Una cosa deve però essere chiara e cioè la ragione del nostro “scaldarci”, del nostro rigetto rispetto a questo modello organizzativo.
Non siamo contrari solo perché questo fa venire meno i diritti dei lavoratori, anche se è nostro diritto-dovere preoccuparci di questo.
Non lo denunciamo soltanto perché illegale, portatore di evasione ed elusione, anche se come cittadini e contribuenti ci interessa anche questo.
La ragione più vera, e che ci fa stupire di essere soli in questa battaglia, è che noi crediamo che questo modello organizzativo non sia quello che consente un futuro al settore, anzi ne mina le fondamenta.
Il settore agro-alimentare, insieme alla moda, è nel mondo sinonimo del Made in Italy, è un settore dove la battaglia deve essere sulle innovazioni di prodotto, sulla qualità dello stesso, sulla sua salubrità. Il suo futuro non può essere una corsa sui prezzi.
Per farvi un esempio, poche settimane fa uno studio commissionato dalla regione Emilia-Romagna sulla crisi del settore frutticolo poneva come elemento centrale il costo della manodopera soprattutto riferito a quello esistente in Spagna. Questa è miopia!!
Infatti quando i nostri operai costeranno (e quindi verranno retribuiti) come quelli spagnoli ci dovremo poi confrontare con quelli del Marocco? E poi sempre più giù, perché ci sarà sempre una manodopera meno costosa.
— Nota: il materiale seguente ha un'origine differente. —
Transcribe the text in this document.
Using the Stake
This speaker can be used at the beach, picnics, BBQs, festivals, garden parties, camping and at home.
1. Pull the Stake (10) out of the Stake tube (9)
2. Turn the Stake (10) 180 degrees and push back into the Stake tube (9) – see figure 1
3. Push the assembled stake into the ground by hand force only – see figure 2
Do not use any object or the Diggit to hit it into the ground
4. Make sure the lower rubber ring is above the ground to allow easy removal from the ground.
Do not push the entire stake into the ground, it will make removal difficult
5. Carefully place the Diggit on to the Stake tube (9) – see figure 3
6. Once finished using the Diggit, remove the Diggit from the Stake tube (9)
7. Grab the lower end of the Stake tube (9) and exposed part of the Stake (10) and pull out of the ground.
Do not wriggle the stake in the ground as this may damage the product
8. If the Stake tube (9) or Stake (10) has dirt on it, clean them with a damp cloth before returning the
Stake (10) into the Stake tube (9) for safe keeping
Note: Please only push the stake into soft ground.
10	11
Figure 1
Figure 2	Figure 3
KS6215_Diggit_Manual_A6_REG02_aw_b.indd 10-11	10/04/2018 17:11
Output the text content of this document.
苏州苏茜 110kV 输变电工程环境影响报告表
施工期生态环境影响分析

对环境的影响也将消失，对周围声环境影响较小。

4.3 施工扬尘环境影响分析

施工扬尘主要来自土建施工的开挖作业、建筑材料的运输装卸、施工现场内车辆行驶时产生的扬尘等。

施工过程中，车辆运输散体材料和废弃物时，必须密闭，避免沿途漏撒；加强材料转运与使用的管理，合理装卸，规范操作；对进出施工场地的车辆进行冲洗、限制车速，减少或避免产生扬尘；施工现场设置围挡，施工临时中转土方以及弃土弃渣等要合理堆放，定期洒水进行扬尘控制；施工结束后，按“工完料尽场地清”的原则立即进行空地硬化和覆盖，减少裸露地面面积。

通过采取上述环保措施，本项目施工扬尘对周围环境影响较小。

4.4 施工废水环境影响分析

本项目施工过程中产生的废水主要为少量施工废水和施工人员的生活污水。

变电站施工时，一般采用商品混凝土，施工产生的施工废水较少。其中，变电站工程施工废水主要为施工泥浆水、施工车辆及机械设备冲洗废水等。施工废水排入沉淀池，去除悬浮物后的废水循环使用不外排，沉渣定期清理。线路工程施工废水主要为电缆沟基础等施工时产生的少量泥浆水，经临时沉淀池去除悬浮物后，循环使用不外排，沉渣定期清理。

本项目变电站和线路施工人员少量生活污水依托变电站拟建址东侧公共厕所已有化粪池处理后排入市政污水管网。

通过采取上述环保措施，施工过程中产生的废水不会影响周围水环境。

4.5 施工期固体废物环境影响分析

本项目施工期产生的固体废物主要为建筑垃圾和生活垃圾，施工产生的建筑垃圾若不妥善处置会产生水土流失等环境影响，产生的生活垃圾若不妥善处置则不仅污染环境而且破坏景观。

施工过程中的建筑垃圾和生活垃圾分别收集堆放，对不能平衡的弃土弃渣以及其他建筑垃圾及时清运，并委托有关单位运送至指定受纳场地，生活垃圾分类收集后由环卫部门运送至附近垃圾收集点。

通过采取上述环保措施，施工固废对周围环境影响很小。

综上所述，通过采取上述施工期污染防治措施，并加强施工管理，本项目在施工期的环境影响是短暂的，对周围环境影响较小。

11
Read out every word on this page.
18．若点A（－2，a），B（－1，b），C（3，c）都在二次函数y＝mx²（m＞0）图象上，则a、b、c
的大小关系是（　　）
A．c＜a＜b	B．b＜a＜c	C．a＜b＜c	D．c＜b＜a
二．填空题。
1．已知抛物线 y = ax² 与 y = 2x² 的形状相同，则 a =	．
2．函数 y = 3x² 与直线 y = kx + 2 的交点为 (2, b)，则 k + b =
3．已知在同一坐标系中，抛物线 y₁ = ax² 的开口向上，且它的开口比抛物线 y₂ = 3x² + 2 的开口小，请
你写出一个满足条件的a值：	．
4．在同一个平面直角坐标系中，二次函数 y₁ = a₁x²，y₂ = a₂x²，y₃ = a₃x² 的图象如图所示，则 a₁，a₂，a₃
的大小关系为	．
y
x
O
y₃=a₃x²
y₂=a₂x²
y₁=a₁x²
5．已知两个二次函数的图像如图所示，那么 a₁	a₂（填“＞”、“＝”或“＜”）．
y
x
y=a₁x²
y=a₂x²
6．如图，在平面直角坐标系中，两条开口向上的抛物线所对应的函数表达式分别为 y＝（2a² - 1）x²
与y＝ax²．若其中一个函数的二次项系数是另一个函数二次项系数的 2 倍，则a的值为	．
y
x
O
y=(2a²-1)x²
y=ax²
Questa è l’idea di progresso che vogliamo??
Ci rendiamo benissimo conto che siamo ormai in un mercato globale, sappiamo che non possiamo comportarci come se il resto del mondo non esistesse.
Sappiamo benissimo come la grande distribuzione non voglia gestire nessun costo di magazzino, scaricando sulle aziende produttive tutti i costi e gli oneri organizzativi di ordini fatti con poche ore di preavviso e con quantità sempre più piccole e parcellizzate.
I lavoratori modenesi ed i loro sindacati sono sempre stati capaci di affrontare sfide organizzative con grande pragmatismo, ma le soluzioni devono essere concordate, e non subite, e devono partire, come abbiamo visto prima, non da una semplicistica corsa ad abbassare i costi ma da una capacità di produrre qualità, innovazione, garanzie per i consumatori.
La nostra non è e non vuole essere una guerra contro i lavoratori delle cooperative, anzi siamo fortemente preoccupati anche delle condizioni in cui lavorano, questo deve essere chiaro a noi e a loro, ma è una battaglia per dare un futuro al nostro settore.
Per queste ragioni come segreterie provinciali abbiamo preparato una piattaforma per un protocollo territoriale di intesa con le controparti, piattaforma che oggi vi chiediamo di condividere con noi per poterla portare fra i lavoratori con una serie di assemblee e per presentarla successivamente alla Associazioni di Impresa.
Non ci nascondiamo che in alcuni casi più eclatanti saranno ancora necessarie denunce agli organi competenti, ma in passato non abbiamo avuto molto successo, ma vogliamo costringere Confindustria e le altre organizzazioni a ragionare sul futuro del comparto rispetto alle ragioni prima elencate.